USDAW was inundated with over 200 complaints from workers about conditions in the JD workplace but has organised no action to close the facility. There is, moreover, a clear contradiction between its call to close JD Sports and its role in supporting Next reopening its warehouses to sell nonessential online items. Rochdale Labour council has refused to take any action against the company even though its cabinet minister for business, John Blundell, questioned claims that JD Sports is safety compliant.

From the standpoint of defending workers’ basic interests, the unions have proven utterly worthless, even when the lives of their members are placed in immediate danger. They function to police opposition and ensure that the dictates of the corporations are upheld. The pandemic has served to underscore this truth.

Workers in the warehouse and logistics sector number well over 2 million—around 8 percent of the UK workforce.
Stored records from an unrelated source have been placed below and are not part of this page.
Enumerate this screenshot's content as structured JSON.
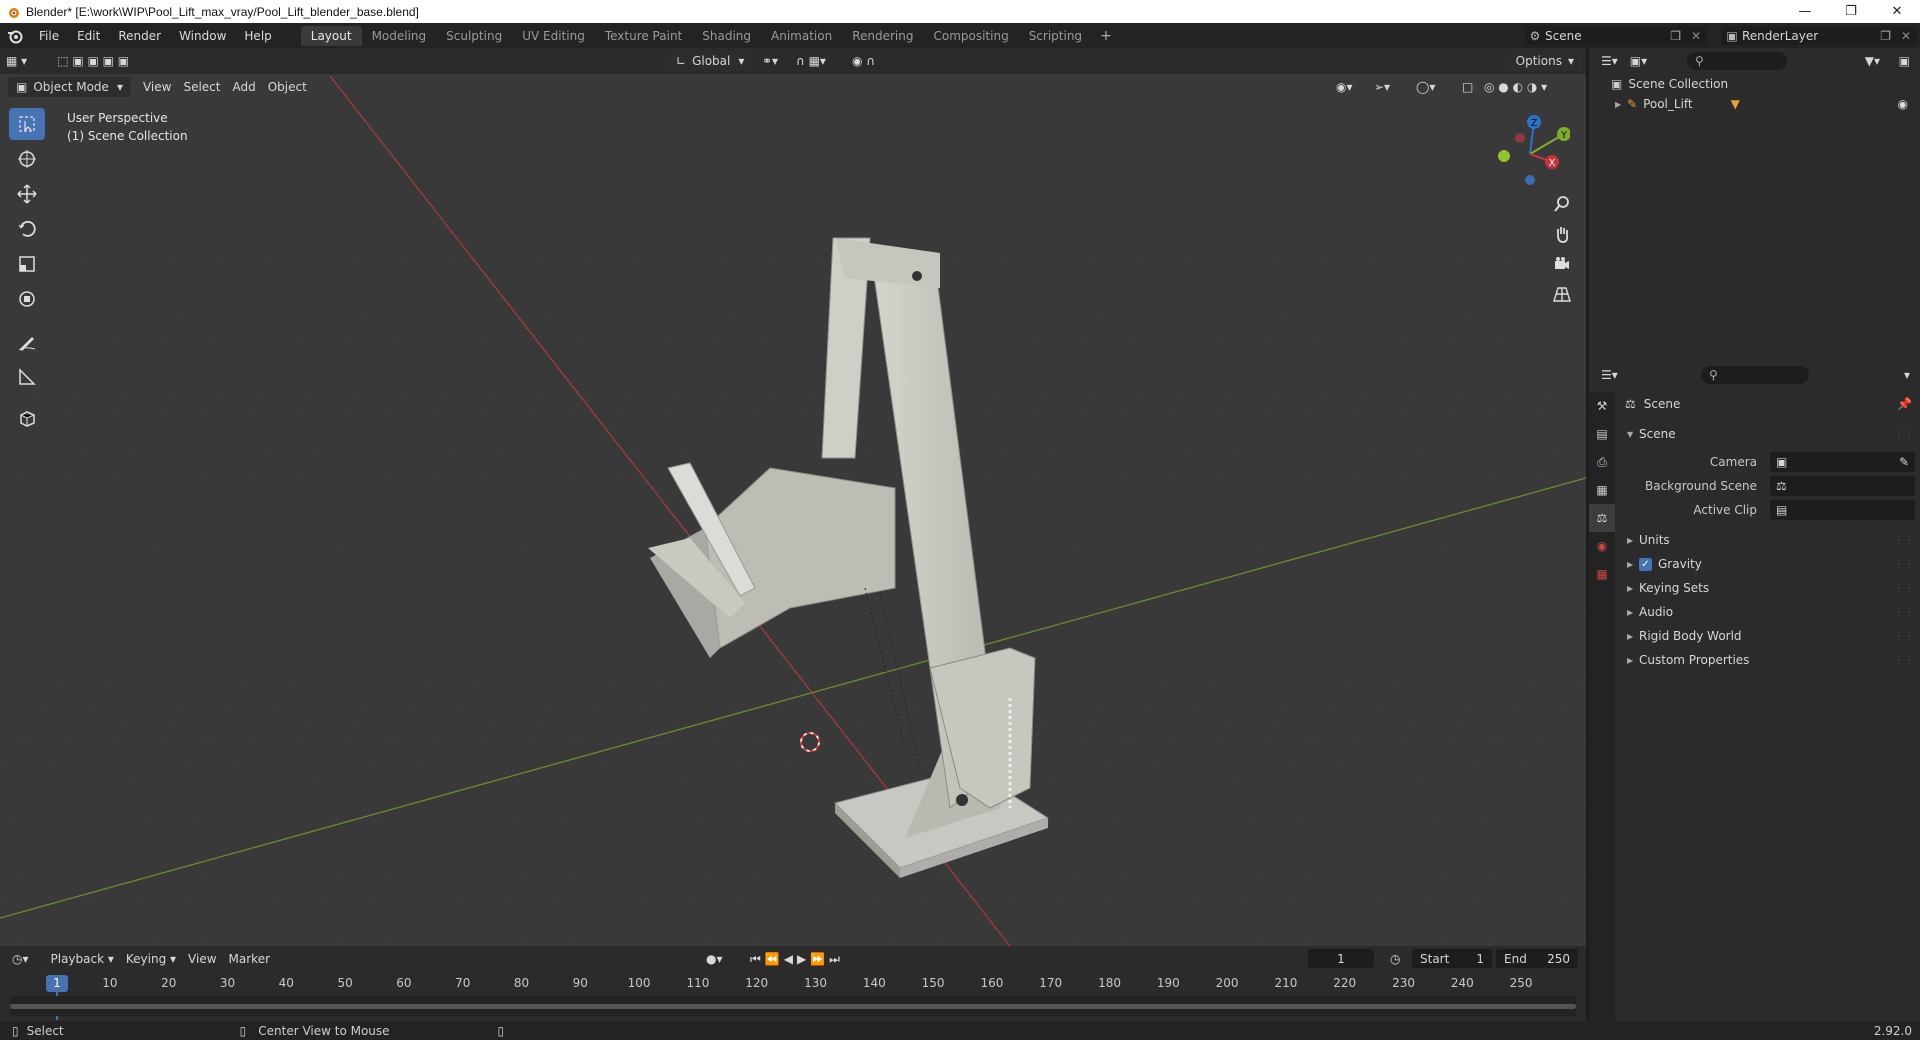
{
  "window": {
    "title": "Blender* [E:\\work\\WIP\\Pool_Lift_max_vray/Pool_Lift_blender_base.blend]"
  },
  "menu": {
    "items": [
      "File",
      "Edit",
      "Render",
      "Window",
      "Help"
    ]
  },
  "workspaces": {
    "tabs": [
      "Layout",
      "Modeling",
      "Sculpting",
      "UV Editing",
      "Texture Paint",
      "Shading",
      "Animation",
      "Rendering",
      "Compositing",
      "Scripting"
    ],
    "active": "Layout"
  },
  "scene_selector": {
    "value": "Scene"
  },
  "renderlayer_selector": {
    "value": "RenderLayer"
  },
  "viewport": {
    "mode": "Object Mode",
    "menus": [
      "View",
      "Select",
      "Add",
      "Object"
    ],
    "orientation": "Global",
    "options_label": "Options",
    "overlay_line1": "User Perspective",
    "overlay_line2": "(1) Scene Collection",
    "gizmo_axes": {
      "x": "X",
      "y": "Y",
      "z": "Z"
    }
  },
  "timeline": {
    "menus": [
      "Playback",
      "Keying",
      "View",
      "Marker"
    ],
    "current_frame": "1",
    "start_label": "Start",
    "start_value": "1",
    "end_label": "End",
    "end_value": "250",
    "ruler": [
      "1",
      "10",
      "20",
      "30",
      "40",
      "50",
      "60",
      "70",
      "80",
      "90",
      "100",
      "110",
      "120",
      "130",
      "140",
      "150",
      "160",
      "170",
      "180",
      "190",
      "200",
      "210",
      "220",
      "230",
      "240",
      "250"
    ]
  },
  "statusbar": {
    "left": "Select",
    "middle": "Center View to Mouse",
    "version": "2.92.0"
  },
  "outliner": {
    "collection": "Scene Collection",
    "object": "Pool_Lift"
  },
  "properties": {
    "context": "Scene",
    "panel_title": "Scene",
    "camera_label": "Camera",
    "background_scene_label": "Background Scene",
    "active_clip_label": "Active Clip",
    "panels": [
      "Units",
      "Gravity",
      "Keying Sets",
      "Audio",
      "Rigid Body World",
      "Custom Properties"
    ],
    "gravity_checked": true
  },
  "colors": {
    "accent": "#4772b3",
    "viewport_bg": "#393939",
    "panel_bg": "#2b2b2b",
    "x_axis": "#c7343b",
    "y_axis": "#7fae2b",
    "z_axis": "#2b72c8"
  }
}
The average wage of a warehouse workers is £8.95, only a fraction above the national minimum wage of £8.72. A quarter of the workforce is made up of migrants from the European Union.

The pandemic has demonstrated that the real “wealth creators” in society include the millions of workers who operate a vast and complex supply and distribution network which encompasses the globe and is integrated across national boundaries. ASOS has 482 supply factories for its clothing in China and India compared to 32 in the UK and distribution hubs in Germany and the US—with 60 percent of sales generated globally.

This huge infrastructure and the labour of millions are subordinated to one end—the accumulation of wealth by the ruling elite. The net worth of ASOS owner Anders Holch Polsen is over £6 billion. He is the richest man in Denmark and owns 13 estates in Scotland. A study conducted in 2017 showed it would take an ASOS worker 214 years to earn the equivalent of CEO Nick Beighton’s total pay award for that year, £3.1 million.

The purpose of ASOS remaining open is not to protect the jobs of workers or the well-being of “the economy,” but to amass more profit while the lives of workers are treated as a disposable commodity. The company is rich enough to furlough its workforce on full pay many times over without a government handout. However, its response has been to exploit the disruption caused by the pandemic to increase its market share against its rivals.

In the fight against the pandemic the working class must challenge the premise that capitalism is the only viable basis for the organisation of economic and social life. It is only on this basis that ASOS workers can assert their rights and join the growing resistance of workers globally, whose universal demand is that workers’ lives must not be sacrificed for corporate profit.